There is the pressing issue of renovating the architecture of international institutions, especially the UN. The permanent membership of the Security Council still reflects the world as it was in the middle of the last century, and needs to be overhauled to reflect the world as it is in the 21st century. A Security Council which included as permanent members, say, Brazil, South Africa and Japan, might have been more difficult for Bush (and Blair) to marginalise over Iraq. A depressing feature of the past couple of years is the ease with which the neo-conservatives were able to brush aside the habits of partnership and consensus that had been developed in the Clinton era. Next time round we must embed the practice of international agreement more firmly in multilateral structures which will be more difficult to ignore.

Then there is the need to challenge the hegemony of neo-liberal economics, which during its twenty years of ascendancy has produced slower, and less stable, growth than in the preceding thirty years and widened the tension between north and south.

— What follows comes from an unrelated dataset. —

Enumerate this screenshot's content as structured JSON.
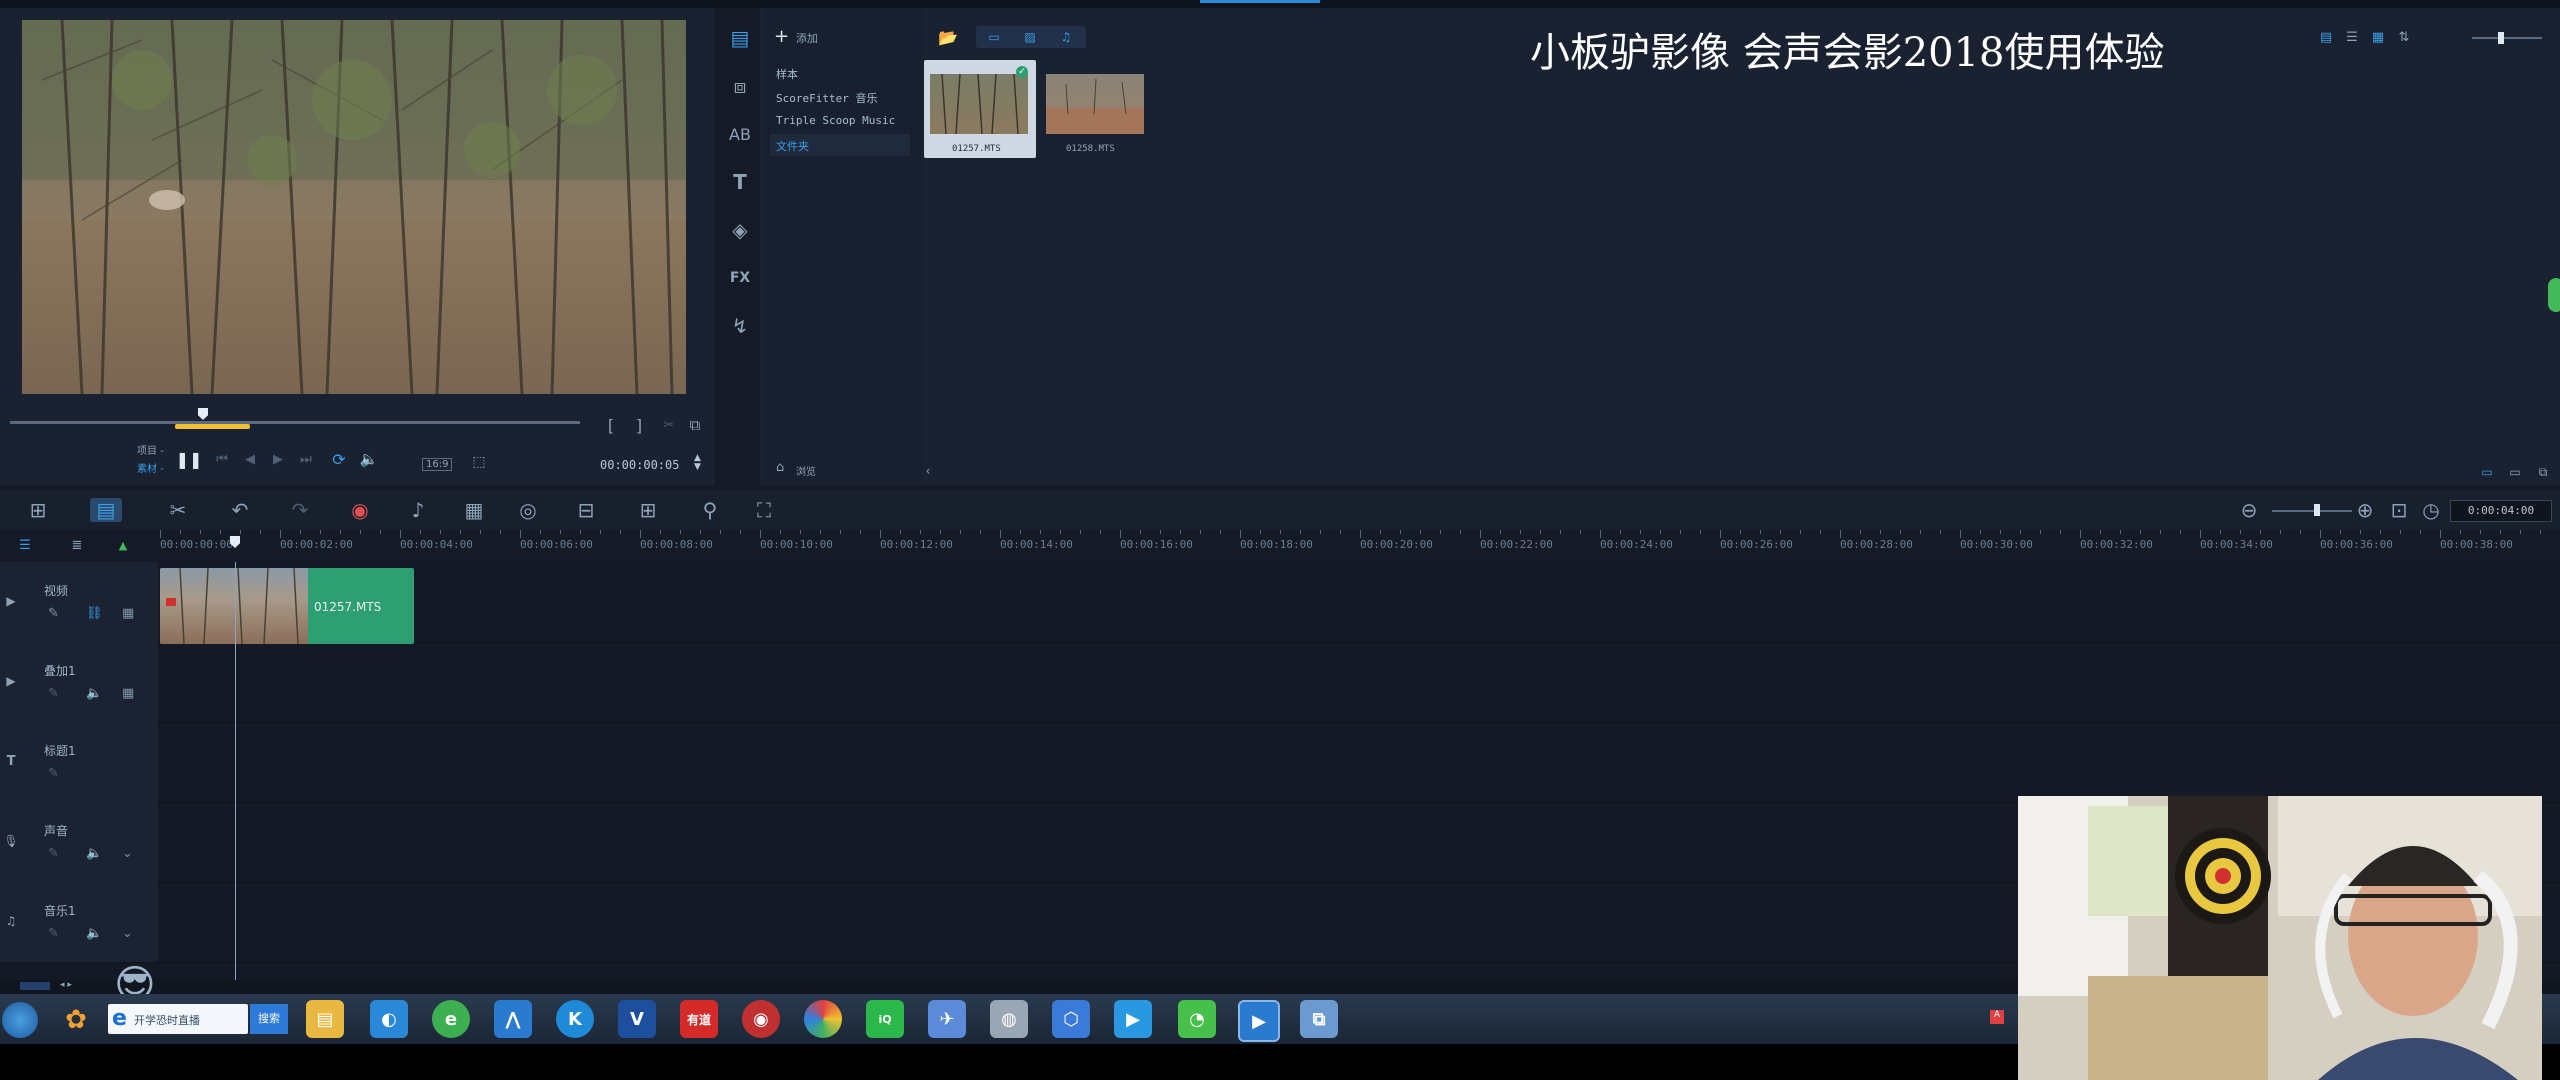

Nothing would better get us off to a fast start in restoring cohesion to the global community than an understanding between the incoming US administration and like minds in Europe that we cannot continue our indefensible practice of spending more on protecting the agriculture of our own countries than our development budgets for the whole of the Third World.

An American would have put security and terrorism first on the agenda. After the trauma of 9/11 there is no prospect of agreement to a common agenda which does not recognise that security is currently the highest political priority for Americans. Proving able to establish common ground on this issue with Europeans could be an asset for US progressives. The history of diplomacy has few more spectacular own goals than the way in which the global coalition against world terrorism which sprang up after 9/11 was split asunder by Bush on the rock of his Iraq policy. Europe could be invaluable in putting back together that world coalition if we had a partner in the White House who understood that terrorism will not be defeated by tanks alone, whether on the streets of Baghdad or in the alleys of Jenin.

Tony Blair has the standing to deliver on such an agenda and he remains by far the most popular European leader in the States. Old friends from the Democratic Party ask in pained tones how a Prime Minister who was so friendly to Bill Clinton can be just as friendly to Bush, who is from the opposite political pole. But that will not stand in the way of a warm reception for him at the White House from a Democratic president, always provided we do not get too cuddly with the present incumbent in election year.

Next month President Bush comes here at our invitation on a state visit. A touch hasty perhaps, as Bill Clinton was never invited on an official state visit, but nicely positioned for Bush as he startsthe countdown to his re-election.

It is essential that the event is seen as celebrating the closeness between Britain and the US, not between Blair and Bush. It would therefore be helpful if our Prime Minister included in his speech a strong message on the need for a multilateralist international community. It might not go down like bourbon with the visiting entourage, but it could strike a chord with progressives back home who, with luck, may be the people with whom he will be doing business next year.